For every status symbol, there is a counter-symbol. For every mainstream culture piece, there is a counterculture that develops in opposition to it.
Having an iPhone is cool? Maybe. I am happy with my simple Lava phone. It’s cheaper and does the same things.
Going to the gym is cool? Maybe. But we are simple people. We believe in simpler things. There’s nothing good old yoga can’t fix.
Drinking black coffee is cool? Maybe. We are old-school. We like our coffee sweet and full of milk. We don’t have the same high tastes as the elites.
The same thing happened to therapy, too. It’s actually happening right now.
Therapy? That’s just something the rich kids need. There’s nothing a night out with friends cannot fix.
Everything seems better and cheaper than therapy if you scroll through social media.
“Ice cream is cheaper than therapy.”
“Shopping is my therapy.”
“Who needs therapy when we have the mountains?”
These sentences may seem like a simple misunderstanding of the therapeutic process, but they reveal a sense of rebellion — a rebellion against the status symbol that is therapy. A mini-resistance against the world telling you to visit a therapist.
The problem is that therapy had barely become mainstream before the counterculture to it developed, and the counterculture is so strong that I doubt it will go away any time soon.
This creates problems. Psychotherapy, ultimately, should be viewed as a health intervention or as a journey of self-exploration.
Turning it into a status symbol has meant that people are happy to compromise on their mental health to stand out from the crowd. Who doesn’t want to feel special, right?
It has added another layer of resistance among people.
→ Therapy is for the rich and elite.
→ I am not rich or elite.
∴ I do not need therapy.
For the counterculture, therapy has become a punchline, as shared above.

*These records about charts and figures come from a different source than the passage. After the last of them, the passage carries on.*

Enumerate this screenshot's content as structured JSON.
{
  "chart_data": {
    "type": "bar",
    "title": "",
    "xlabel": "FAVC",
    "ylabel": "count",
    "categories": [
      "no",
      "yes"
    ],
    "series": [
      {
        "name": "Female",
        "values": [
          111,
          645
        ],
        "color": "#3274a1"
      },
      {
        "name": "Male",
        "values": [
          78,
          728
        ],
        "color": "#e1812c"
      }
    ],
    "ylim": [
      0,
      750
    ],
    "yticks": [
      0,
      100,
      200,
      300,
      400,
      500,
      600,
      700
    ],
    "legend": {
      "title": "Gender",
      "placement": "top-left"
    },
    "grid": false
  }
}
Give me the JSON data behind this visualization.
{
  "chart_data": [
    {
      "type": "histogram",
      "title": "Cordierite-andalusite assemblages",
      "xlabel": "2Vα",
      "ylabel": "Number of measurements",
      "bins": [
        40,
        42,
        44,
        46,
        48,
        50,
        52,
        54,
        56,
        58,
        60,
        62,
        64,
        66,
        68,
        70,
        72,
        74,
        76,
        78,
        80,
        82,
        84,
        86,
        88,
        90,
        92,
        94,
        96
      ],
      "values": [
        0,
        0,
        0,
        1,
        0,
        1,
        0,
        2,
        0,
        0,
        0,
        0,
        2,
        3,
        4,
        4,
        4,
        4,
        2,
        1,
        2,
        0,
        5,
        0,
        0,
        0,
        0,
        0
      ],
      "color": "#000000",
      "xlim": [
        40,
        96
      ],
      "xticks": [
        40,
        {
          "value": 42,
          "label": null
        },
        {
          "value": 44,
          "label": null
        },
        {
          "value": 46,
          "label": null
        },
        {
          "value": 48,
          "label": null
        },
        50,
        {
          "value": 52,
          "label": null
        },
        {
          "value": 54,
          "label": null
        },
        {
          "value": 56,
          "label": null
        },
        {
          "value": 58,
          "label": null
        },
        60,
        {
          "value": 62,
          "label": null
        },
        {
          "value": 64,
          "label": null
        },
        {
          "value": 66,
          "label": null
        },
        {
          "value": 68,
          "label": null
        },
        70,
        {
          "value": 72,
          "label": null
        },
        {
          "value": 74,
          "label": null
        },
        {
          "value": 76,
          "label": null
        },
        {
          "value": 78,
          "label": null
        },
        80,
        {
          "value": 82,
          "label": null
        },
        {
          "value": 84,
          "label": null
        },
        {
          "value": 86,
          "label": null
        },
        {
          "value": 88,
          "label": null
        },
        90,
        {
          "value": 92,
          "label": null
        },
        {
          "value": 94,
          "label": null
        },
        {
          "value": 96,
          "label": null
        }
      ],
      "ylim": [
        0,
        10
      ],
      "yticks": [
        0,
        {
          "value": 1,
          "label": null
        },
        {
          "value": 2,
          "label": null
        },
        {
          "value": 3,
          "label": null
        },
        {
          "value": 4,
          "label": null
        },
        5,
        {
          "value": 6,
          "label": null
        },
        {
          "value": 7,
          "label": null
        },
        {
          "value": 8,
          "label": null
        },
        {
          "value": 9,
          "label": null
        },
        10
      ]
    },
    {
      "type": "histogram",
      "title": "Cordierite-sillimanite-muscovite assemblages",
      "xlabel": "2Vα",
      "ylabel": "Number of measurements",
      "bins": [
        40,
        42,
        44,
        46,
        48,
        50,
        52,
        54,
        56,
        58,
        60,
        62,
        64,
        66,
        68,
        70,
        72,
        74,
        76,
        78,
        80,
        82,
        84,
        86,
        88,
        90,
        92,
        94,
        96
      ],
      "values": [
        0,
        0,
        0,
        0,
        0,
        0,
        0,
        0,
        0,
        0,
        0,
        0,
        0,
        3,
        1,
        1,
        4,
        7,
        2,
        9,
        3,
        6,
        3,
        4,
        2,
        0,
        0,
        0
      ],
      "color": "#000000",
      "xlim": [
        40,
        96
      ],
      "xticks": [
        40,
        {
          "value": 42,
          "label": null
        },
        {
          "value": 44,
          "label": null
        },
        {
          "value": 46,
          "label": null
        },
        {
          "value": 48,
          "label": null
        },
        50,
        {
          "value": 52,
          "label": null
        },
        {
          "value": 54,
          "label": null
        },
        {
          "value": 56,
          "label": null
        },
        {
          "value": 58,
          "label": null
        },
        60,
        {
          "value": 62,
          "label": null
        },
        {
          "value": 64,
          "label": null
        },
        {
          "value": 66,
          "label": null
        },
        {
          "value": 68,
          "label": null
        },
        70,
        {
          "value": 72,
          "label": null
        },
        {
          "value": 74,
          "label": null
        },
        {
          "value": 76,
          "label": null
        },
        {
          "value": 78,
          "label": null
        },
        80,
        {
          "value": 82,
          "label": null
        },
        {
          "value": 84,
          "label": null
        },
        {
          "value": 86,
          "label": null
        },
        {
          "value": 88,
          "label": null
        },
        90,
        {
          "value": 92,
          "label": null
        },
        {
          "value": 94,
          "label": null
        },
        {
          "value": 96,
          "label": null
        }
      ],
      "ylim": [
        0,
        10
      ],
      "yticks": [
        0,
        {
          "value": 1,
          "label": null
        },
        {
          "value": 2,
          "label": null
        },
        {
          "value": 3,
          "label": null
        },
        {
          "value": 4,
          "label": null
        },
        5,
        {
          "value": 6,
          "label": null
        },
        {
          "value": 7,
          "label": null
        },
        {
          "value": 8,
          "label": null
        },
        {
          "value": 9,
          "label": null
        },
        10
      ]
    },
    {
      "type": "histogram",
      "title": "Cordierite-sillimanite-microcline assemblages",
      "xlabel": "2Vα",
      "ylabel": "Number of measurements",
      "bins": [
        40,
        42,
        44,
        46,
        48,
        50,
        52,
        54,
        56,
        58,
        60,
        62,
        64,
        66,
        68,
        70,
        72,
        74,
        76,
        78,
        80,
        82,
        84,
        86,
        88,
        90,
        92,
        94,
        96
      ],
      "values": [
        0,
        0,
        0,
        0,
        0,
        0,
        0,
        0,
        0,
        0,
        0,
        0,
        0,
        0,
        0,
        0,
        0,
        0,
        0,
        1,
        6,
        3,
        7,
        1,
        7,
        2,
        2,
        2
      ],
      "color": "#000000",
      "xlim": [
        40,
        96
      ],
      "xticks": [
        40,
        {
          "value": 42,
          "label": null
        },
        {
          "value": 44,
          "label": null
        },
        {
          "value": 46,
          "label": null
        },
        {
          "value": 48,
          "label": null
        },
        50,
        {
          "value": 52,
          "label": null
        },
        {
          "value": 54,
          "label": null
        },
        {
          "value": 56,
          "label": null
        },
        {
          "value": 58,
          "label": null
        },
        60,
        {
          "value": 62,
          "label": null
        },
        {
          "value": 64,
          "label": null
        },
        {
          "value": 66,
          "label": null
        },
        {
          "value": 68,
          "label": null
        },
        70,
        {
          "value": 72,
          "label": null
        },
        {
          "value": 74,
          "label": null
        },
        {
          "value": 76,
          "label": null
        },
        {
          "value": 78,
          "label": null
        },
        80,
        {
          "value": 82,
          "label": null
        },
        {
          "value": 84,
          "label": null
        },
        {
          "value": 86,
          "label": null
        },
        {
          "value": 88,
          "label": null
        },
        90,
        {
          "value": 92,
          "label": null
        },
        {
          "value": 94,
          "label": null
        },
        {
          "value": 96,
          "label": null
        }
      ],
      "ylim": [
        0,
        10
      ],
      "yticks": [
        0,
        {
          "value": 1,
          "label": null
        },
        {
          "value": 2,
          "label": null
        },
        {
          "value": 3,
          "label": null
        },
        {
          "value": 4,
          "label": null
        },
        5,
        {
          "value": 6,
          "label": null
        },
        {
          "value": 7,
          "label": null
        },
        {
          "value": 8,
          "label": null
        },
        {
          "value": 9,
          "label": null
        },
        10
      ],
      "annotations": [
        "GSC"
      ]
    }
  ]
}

Is it possible there’s a silver lining to this dark cloud of marketing? I think there might be.
The counter culture that is anti-therapy or therapy-skeptic may have been protected from the unregulated psychotherapy ecosystem in India. In this ecosystem, you are more likely to meet with an unqualified or unethical therapist than one dedicated to your healing. Turning people away from therapy may have protected many from its worst form.
Mental health care in India currently stands at a precarious crossroads.
We have
→ people seeking help, but are unsure who to go to.
→ Unqualified professionals influencing the mainstream culture while the government lags in its regulations.
→ Next to no protection for either practitioners or clients, leaving them vulnerable to harm from bad-faith practitioners.
While this goes on, we still have new mental health startups propping up in every city, trying to make therapy the ‘cool’ thing to do.
Where do we go from here? The paths are many, the time to decide is now.
The future can be both bright and bleak, depending on what we decide to do today.